David A. Greene greened at obbligato.org
Tue Oct 11 16:20:17 PDT 2011


"Raja Venkateswaran" <rajav at codeaurora.org> writes:

> I think we need to think along two dimensions - Breadth of testing and depth
> of testing
>
> 1. Breadth: What the best supported ARM ISA versions in LLVM ARM? Say its
> armv6 and armv7; We need to 
> 	- regression test ARM mode, Thumb-2 and Thumb-1 mode (armv6)
> 	- Performance/code-size test ARM mode, Thumb-2 and Thumb-1 modes
>
>     We need to agree on an optimization level for regression as well as
> performance (such as -O3 for performance and -Os for code-size)
>
> 2. Depth: 
>   (a) Adding more regression tests: Every new commit comes with a set of
> tests, but these are just regression tests. We need global access to
> validation suites; unfortunately most validation suites are commercial and
> their licensing prohibits even proxy public use. What about leveraging some
> other open source test suites?
>   (b) Adding more performance tests: We need to identify performance and
> code-size regressions before committing. Currently there are wrappers for
> SPEC. What other performance/code-size suites can we get? Should there be
> guidelines for performance reporting on SPEC and/or other suites? A lot of
> users depend on LLVM ARM performance/codesize remaining stable or getting
> better, so any degradation will trigger extra work for all consumers.

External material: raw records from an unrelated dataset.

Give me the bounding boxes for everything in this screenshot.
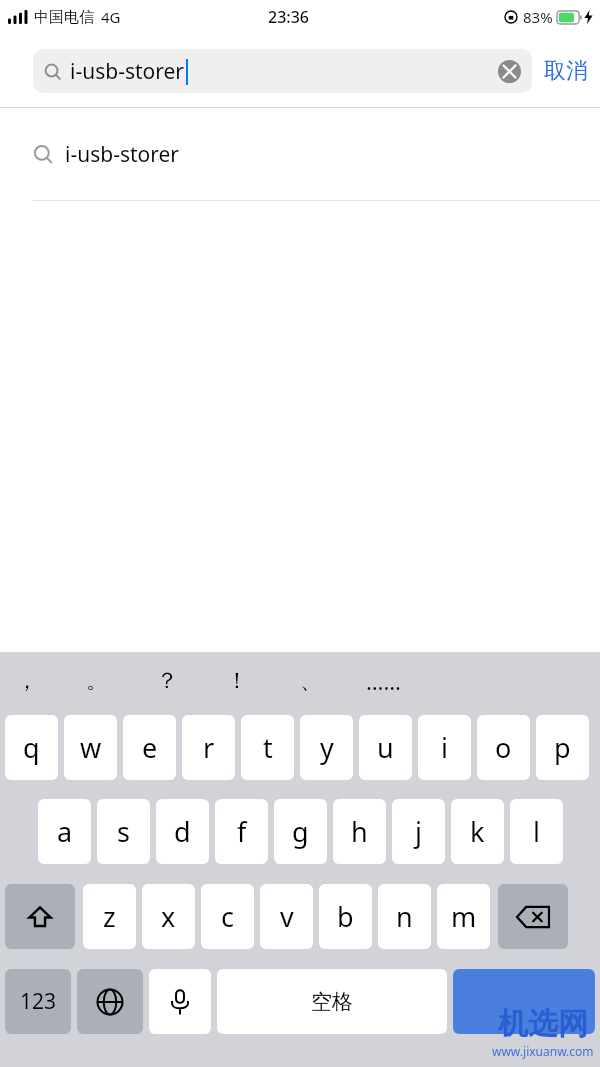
- staticText: 取消: [544, 57, 588, 85]
- button[interactable]: q: [5, 715, 58, 780]
- staticText: g: [292, 813, 309, 850]
- staticText: 中国电信: [34, 8, 94, 27]
- staticText: b: [337, 898, 354, 935]
- staticText: h: [351, 813, 368, 850]
- button[interactable]: Clear text: [496, 58, 522, 84]
- button[interactable]: n: [378, 884, 431, 949]
- staticText: t: [263, 729, 273, 766]
- staticText: www.jixuanw.com: [492, 1043, 594, 1059]
- staticText: ！: [226, 667, 248, 695]
- staticText: l: [533, 813, 540, 850]
- button[interactable]: ？: [144, 662, 190, 700]
- staticText: i-usb-storer: [70, 57, 185, 86]
- staticText: q: [23, 729, 40, 766]
- button[interactable]: k: [451, 799, 504, 864]
- button[interactable]: 取消: [544, 57, 588, 85]
- staticText: 123: [20, 987, 57, 1016]
- staticText: m: [451, 898, 477, 935]
- staticText: x: [161, 898, 176, 935]
- button[interactable]: Voice input: [149, 969, 211, 1034]
- button[interactable]: m: [437, 884, 490, 949]
- staticText: 83%: [523, 7, 553, 27]
- button[interactable]: Change keyboard: [77, 969, 143, 1034]
- staticText: d: [174, 813, 191, 850]
- staticText: p: [554, 729, 571, 766]
- button[interactable]: w: [64, 715, 117, 780]
- staticText: u: [377, 729, 394, 766]
- staticText: j: [415, 813, 422, 850]
- button[interactable]: b: [319, 884, 372, 949]
- button[interactable]: s: [97, 799, 150, 864]
- button[interactable]: 123: [5, 969, 71, 1034]
- button[interactable]: 、: [288, 662, 334, 700]
- staticText: v: [280, 898, 294, 935]
- button[interactable]: Shift: [5, 884, 75, 949]
- button[interactable]: ……: [360, 662, 406, 700]
- button[interactable]: ，: [4, 662, 50, 700]
- staticText: 。: [86, 667, 108, 695]
- button[interactable]: j: [392, 799, 445, 864]
- button[interactable]: o: [477, 715, 530, 780]
- button[interactable]: x: [142, 884, 195, 949]
- button[interactable]: g: [274, 799, 327, 864]
- staticText: f: [237, 813, 247, 850]
- staticText: z: [103, 898, 116, 935]
- staticText: 23:36: [268, 6, 309, 28]
- staticText: ……: [366, 666, 401, 696]
- button[interactable]: y: [300, 715, 353, 780]
- button[interactable]: v: [260, 884, 313, 949]
- button[interactable]: 。: [74, 662, 120, 700]
- staticText: n: [396, 898, 413, 935]
- button[interactable]: e: [123, 715, 176, 780]
- staticText: s: [117, 813, 130, 850]
- button[interactable]: z: [83, 884, 136, 949]
- staticText: 4G: [101, 7, 121, 27]
- staticText: 机选网: [498, 1005, 588, 1043]
- button[interactable]: h: [333, 799, 386, 864]
- staticText: i: [441, 729, 448, 766]
- button[interactable]: 空格: [217, 969, 447, 1034]
- staticText: o: [495, 729, 512, 766]
- button[interactable]: i-usb-storer: [33, 49, 532, 93]
- button[interactable]: f: [215, 799, 268, 864]
- staticText: c: [221, 898, 234, 935]
- staticText: w: [80, 729, 102, 766]
- staticText: k: [470, 813, 485, 850]
- staticText: a: [57, 813, 73, 850]
- staticText: ？: [156, 667, 178, 695]
- staticText: y: [320, 729, 334, 766]
- staticText: 、: [300, 667, 322, 695]
- button[interactable]: r: [182, 715, 235, 780]
- button[interactable]: p: [536, 715, 589, 780]
- staticText: r: [203, 729, 215, 766]
- staticText: 空格: [311, 989, 353, 1015]
- staticText: ，: [16, 667, 38, 695]
- staticText: i-usb-storer: [65, 140, 180, 169]
- button[interactable]: u: [359, 715, 412, 780]
- button[interactable]: l: [510, 799, 563, 864]
- button[interactable]: ！: [214, 662, 260, 700]
- button[interactable]: i: [418, 715, 471, 780]
- staticText: e: [142, 729, 158, 766]
- button[interactable]: a: [38, 799, 91, 864]
- button[interactable]: c: [201, 884, 254, 949]
- button[interactable]: i-usb-storer: [0, 108, 600, 201]
- button[interactable]: Search: [453, 969, 595, 1034]
- button[interactable]: Delete: [498, 884, 568, 949]
- button[interactable]: t: [241, 715, 294, 780]
- button[interactable]: d: [156, 799, 209, 864]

This seems excessive and unrealistic.  We're never going to come up with
a testsuite that satisfies everyone's needs and doing so could well be
counter-productive.  If no one can commit anything unless it passes
every test (including performance) for every target under multiple
option combinations, nothing will ever get committed.  Especially if no
one has access to systems to debug on.

I think it's reasonable for the LLVM community to expect that LLVM users
who have such rigorous testing needs develop their own systems.  Testing
is an extremely costly process in terms of dollars, work hours and
equipment expenditures.  There's no way the LLVM community can support
such things.

We have our own test suites with tens of thousands of tests that gets
run every night.  When we find a problem in LLVM, we fix it and report
it upstream when feasible.  If we don't report it upstream or commit the
fix, we have implicitly accepted responsibility for maintaining the fix.
This has worked well for us for years and I don't see any need to push
that cost and responsibility onto the community.